A moment later, we were in the kitchen. The three of us stood around the peninsula, shell-shocked, weary, and trying to regroup.
“I have to call the Council.” My mother reached for the cordless phone. “They must know by now.”
“Don’t forget the toad slime substitution,” Milo called after her. “It might help.”
Then he looked at me. “Toad slime.”
“That explains why my Halloween Hiccup is frogs.”
“Poetic,” Milo said. Then he laughed. Not a normal laugh, but the half-crazy laugh of somebody who was about to come unglued.
“Seriously!” I poked him in the chest. “You’re freaking out on me. You aren’t the one whose life is over. You aren’t the one who unleashed an amphibian plague! You have no right to break down.” I was struggling to get air into my lungs.
He grabbed my hand to keep me from bruising his chest. “You’re fine. It’s going to be okay. You are brilliant. You of all people can get away with this.”

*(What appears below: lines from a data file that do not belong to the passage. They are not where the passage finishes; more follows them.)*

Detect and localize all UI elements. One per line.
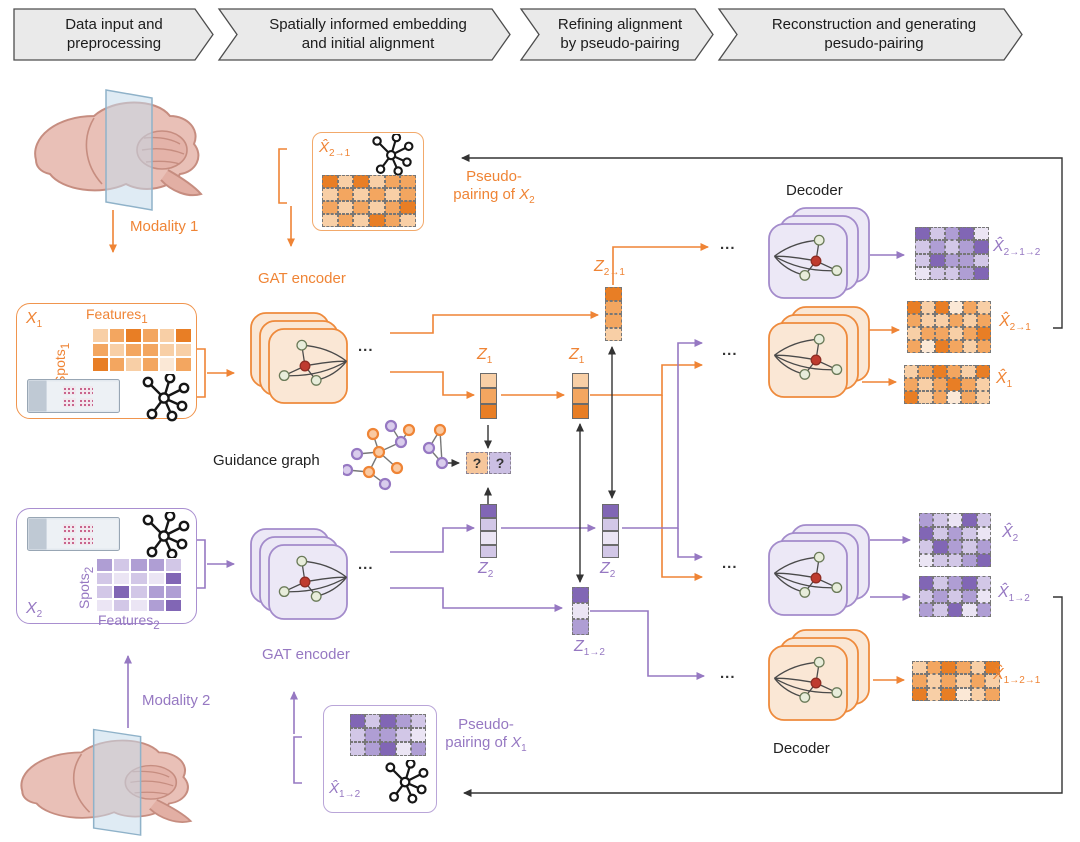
output-matrix-x1-2-1 — [912, 661, 1000, 701]
pseudo-bottom-matrix-label: X̂1→2 — [329, 780, 361, 800]
x1-label: X1 — [26, 310, 43, 331]
output-label-x1-2-1: X̂1→2→1 — [993, 666, 1041, 687]
spatial-graph-icon-2 — [142, 512, 190, 560]
output-label-x1-2: X̂1→2 — [998, 584, 1030, 605]
z21-vector — [605, 287, 622, 341]
ellipsis-enc1: ... — [358, 338, 374, 355]
encoder1-to-z21-line — [390, 311, 599, 334]
ellipsis-dec3: ... — [722, 555, 738, 572]
feedback-top-arrow — [461, 154, 1063, 329]
z2a-label: Z2 — [478, 560, 494, 581]
decoder-1-purple — [768, 207, 870, 299]
stage-label-3: Refining alignment by pseudo-pairing — [557, 16, 683, 52]
x1-bracket — [196, 348, 206, 398]
output-label-x2-1: X̂2→1 — [999, 313, 1031, 334]
x2-features-label: Features2 — [98, 612, 160, 632]
x1-features-label: Features1 — [86, 306, 148, 326]
q-cell-purple: ? — [489, 452, 511, 474]
guidance-graph-image — [343, 419, 449, 491]
output-matrix-x1 — [904, 365, 990, 404]
z1b-label: Z1 — [569, 346, 585, 367]
pseudo-bottom-bracket — [293, 736, 302, 784]
ellipsis-enc2: ... — [358, 556, 374, 573]
z1a-vector — [480, 373, 497, 419]
z21-label: Z2→1 — [594, 258, 625, 279]
output-matrix-x2-1 — [907, 301, 991, 353]
pseudo-bottom-matrix — [350, 714, 426, 756]
stage-label-2: Spatially informed embedding and initial … — [269, 16, 467, 52]
guidance-graph-label: Guidance graph — [213, 452, 320, 469]
ellipsis-dec2: ... — [722, 342, 738, 359]
stage-chevron-3 — [519, 8, 714, 61]
pseudo-top-bracket — [278, 148, 287, 204]
q-cell-orange: ? — [466, 452, 488, 474]
decoder-top-label: Decoder — [786, 182, 843, 199]
encoder2-to-z2-line — [390, 524, 475, 553]
decoder-4-orange — [768, 629, 870, 721]
output-label-x1: X̂1 — [996, 370, 1013, 391]
gat-encoder-purple — [250, 528, 348, 620]
pseudo-top-matrix — [322, 175, 416, 227]
stage-label-4: Reconstruction and generating pesudo-pair… — [771, 16, 977, 52]
x2-bracket — [196, 539, 206, 589]
brain-top-image — [34, 89, 202, 211]
decoder-2-orange — [768, 306, 870, 398]
z1a-label: Z1 — [477, 346, 493, 367]
output-label-x2-1-2: X̂2→1→2 — [993, 238, 1041, 259]
encoder2-to-z12-line — [390, 587, 563, 612]
z12-label: Z1→2 — [574, 638, 605, 659]
gat-encoder-orange-label: GAT encoder — [258, 270, 346, 287]
pseudo-top-caption: Pseudo- pairing of X2 — [453, 168, 535, 206]
slide1-image — [27, 379, 120, 413]
z1b-to-decoder3-line — [661, 395, 703, 581]
x1-matrix — [92, 328, 192, 372]
z2b-to-decoder3-line — [677, 528, 703, 561]
modality1-label: Modality 1 — [130, 218, 199, 235]
stage-label-1: Data input and preprocessing — [65, 16, 163, 52]
spatial-graph-icon-bottom — [385, 760, 429, 804]
z12-to-decoder4-line — [590, 610, 705, 680]
z21-to-decoder1-line — [612, 243, 709, 285]
brain-bottom-image — [20, 728, 192, 837]
pseudo-top-matrix-label: X̂2→1 — [319, 139, 351, 159]
output-matrix-x2-1-2 — [915, 227, 989, 280]
ellipsis-dec1: ... — [720, 236, 736, 253]
x2-label: X2 — [26, 600, 43, 621]
z1b-vector — [572, 373, 589, 419]
encoder1-to-z1-line — [390, 371, 475, 399]
decoder-3-purple — [768, 524, 870, 616]
z12-vector — [572, 587, 589, 635]
output-label-x2: X̂2 — [1002, 524, 1019, 545]
z2b-to-decoder2-line — [622, 339, 703, 529]
stage-banner — [13, 8, 1023, 61]
z2b-label: Z2 — [600, 560, 616, 581]
slide2-image — [27, 517, 120, 551]
spatial-graph-icon-1 — [142, 374, 190, 422]
gat-encoder-orange — [250, 312, 348, 404]
z2b-vector — [602, 504, 619, 558]
decoder-bottom-label: Decoder — [773, 740, 830, 757]
x2-spots-label: Spots2 — [76, 566, 96, 610]
stage-chevron-1 — [13, 8, 214, 61]
x2-matrix — [96, 558, 182, 612]
feedback-bottom-arrow — [463, 596, 1063, 797]
stage-chevron-2 — [217, 8, 511, 61]
spatial-graph-icon-top — [372, 134, 414, 176]
z1b-to-decoder2-line — [590, 361, 703, 396]
output-matrix-x2 — [919, 513, 991, 567]
stage-chevron-4 — [717, 8, 1023, 61]
ellipsis-dec4: ... — [720, 665, 736, 682]
gat-encoder-purple-label: GAT encoder — [262, 646, 350, 663]
z2a-vector — [480, 504, 497, 558]
output-matrix-x1-2 — [919, 576, 991, 617]
pseudo-bottom-caption: Pseudo- pairing of X1 — [445, 716, 527, 754]
modality2-label: Modality 2 — [142, 692, 211, 709]
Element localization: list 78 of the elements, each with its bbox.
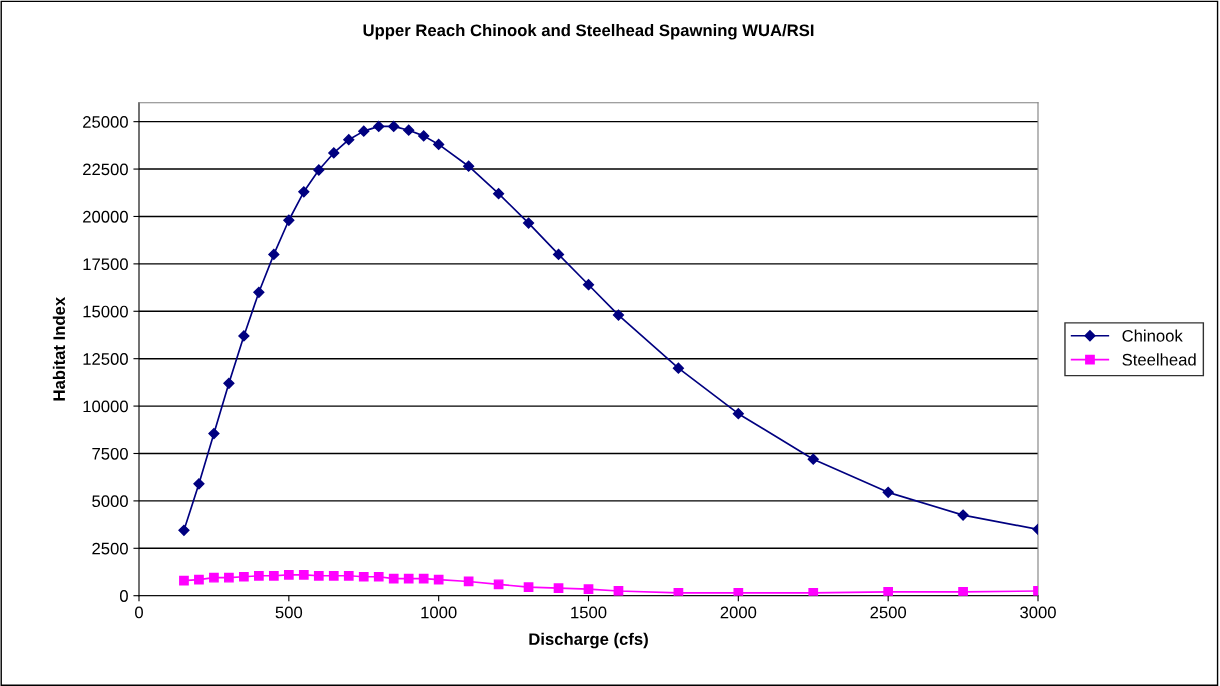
point <box>522 217 535 229</box>
point <box>732 408 744 420</box>
point <box>313 570 324 581</box>
x-axis-title: Discharge (cfs) <box>529 632 648 649</box>
x-tick-label: 3000 <box>1020 606 1056 619</box>
point <box>373 120 385 133</box>
point <box>388 120 400 133</box>
point <box>808 587 819 596</box>
point <box>883 587 894 596</box>
point <box>193 478 205 490</box>
legend-label: Steelhead <box>1122 353 1196 366</box>
x-tick-label: 0 <box>135 606 143 619</box>
point <box>552 248 565 260</box>
x-tick-label: 500 <box>275 606 303 619</box>
point <box>433 574 444 585</box>
point <box>224 572 234 583</box>
point <box>298 186 310 198</box>
point <box>807 453 819 465</box>
point <box>493 579 504 590</box>
point <box>553 583 564 593</box>
point <box>882 486 894 498</box>
y-tick-label: 20000 <box>83 210 128 223</box>
x-tick-label: 2500 <box>870 606 907 619</box>
y-tick-label: 7500 <box>92 447 128 460</box>
y-tick-label: 5000 <box>92 495 128 508</box>
point <box>178 524 190 536</box>
point <box>418 130 430 142</box>
point <box>672 362 685 374</box>
point <box>343 134 355 146</box>
point <box>403 573 414 584</box>
point <box>253 286 265 298</box>
point <box>373 571 384 582</box>
point <box>358 571 369 582</box>
point <box>583 584 594 594</box>
point <box>313 164 325 176</box>
y-tick-label: 25000 <box>83 116 128 128</box>
point <box>463 160 475 172</box>
point <box>343 570 354 581</box>
x-tick-label: 1000 <box>421 606 457 619</box>
y-tick-label: 15000 <box>83 305 128 318</box>
point <box>957 509 969 521</box>
point <box>733 587 744 596</box>
point <box>254 570 264 581</box>
point <box>238 330 250 342</box>
point <box>492 188 505 200</box>
point <box>194 574 204 585</box>
point <box>298 569 309 580</box>
y-tick-label: 17500 <box>83 258 128 271</box>
point <box>433 138 445 151</box>
y-tick-label: 12500 <box>83 353 128 365</box>
x-tick-label: 2000 <box>720 606 757 619</box>
point <box>179 575 189 586</box>
point <box>958 587 968 596</box>
y-tick-label: 10000 <box>83 400 128 413</box>
y-tick-label: 2500 <box>92 542 128 555</box>
point <box>418 573 429 584</box>
point <box>283 569 294 580</box>
point <box>582 279 595 291</box>
point <box>208 427 220 440</box>
chart-title: Upper Reach Chinook and Steelhead Spawning WUA/RSI <box>363 23 814 40</box>
point <box>388 573 399 584</box>
point <box>268 248 280 260</box>
point <box>328 147 340 159</box>
point <box>283 214 295 226</box>
y-tick-label: 0 <box>119 590 128 602</box>
point <box>612 309 625 321</box>
point <box>209 572 219 583</box>
legend-label: Chinook <box>1122 329 1183 342</box>
point <box>523 582 534 593</box>
point <box>403 124 415 136</box>
point <box>328 570 339 581</box>
point <box>223 377 235 389</box>
point <box>358 125 370 137</box>
point <box>239 571 249 582</box>
y-axis-title: Habitat Index <box>52 296 66 401</box>
x-tick-label: 1500 <box>571 606 607 619</box>
point <box>268 570 279 581</box>
y-tick-label: 22500 <box>83 163 128 176</box>
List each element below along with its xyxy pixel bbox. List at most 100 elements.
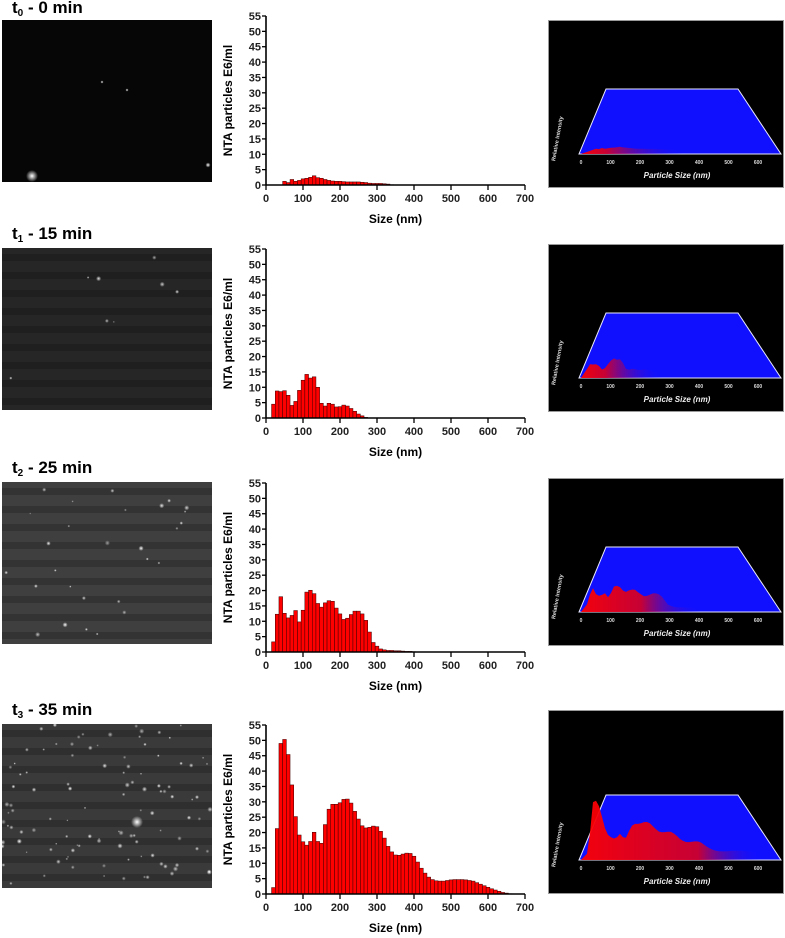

As he spoke, I started to breathe again. “More,” I said. “Say more good stuff.”
“They need you, Zoe. You’re going to make a huge difference in the world. They aren’t going to take your powers or lock you up or do anything to keep you from the progress you’re making.”
Whoa. Lock me up. Take my powers. “Stop.” I was thinking boarding school, or community service, or a giant fine my parents couldn’t pay. “Lock me up?”
“I said they weren’t going to lock you up,” he said, slowly and carefully as if talking to a child.
“They might lock me up. Frogs are dying all over the city. Jake thinks I’m a clumsy loser.”
Milo sighed. “You’re worried about what Jake thinks? Zoe, you have bigger problems.”
I had trashed Sheree’s kitchen. I couldn’t even imagine the mess. The cheese, the nachos, the frogs.
My mother came back into the kitchen and placed the phone on the charger. “We have an hour,” she said. “Zoe, go change. I doubt the Council would appreciate the witch outfit.” She turned to Milo. “John mentioned your bats. Considering what we’re all dealing with tonight, it’s probably best if you speak as little as possible.”
“Mom!”
Milo nodded. “Right. Good idea.”
“We can’t afford an accidental rhyme, Zoe. Not with the Council here.”
Milo pressed his lips together and made a zipping gesture.
Talking to Milo had been helping. I doubted that Mime-boy was going to do me any good.
With an exaggerated sigh, I left the kitchen and headed to my room. I traded the black dress for a demure sweater set and matching skirt that my mother had picked up last week. She thought the pale blue flattered my complexion. I thought the outfit made me look younger. Hopefully, the Council would get a “sweet and innocent” message.
Mom nodded her approval when I came downstairs.
Milo’s parents had arrived. His dad was busy on his iPad while his mother talked quietly with mine.
Dad came in through the kitchen a few minutes later.
I ran over and hugged him. “I’m so sorry. Did you get Jake’s house cleaned up.”
My dad nodded. “All but a couple of frogs. Some of the kids are still there. Their parents aren’t willing to brave the frogs yet.”
I grimaced. “Was Sheree mad?”
“Not at you,” my father said.
“John,” my mother called. “Come over and help. We’re on damage control.”
Milo’s dad looked up from his iPad. “Looks like the frogs are all over the Southeastern U.S.”
I swayed and Dad steadied me. “Hang in there, Champ. We’ll be okay.”
The whole Southeastern United States! I thought the city-wide infestation was bad.
Milo had come up beside us. “We probably needed the frogs. Like when
we finally get rain after a drought.”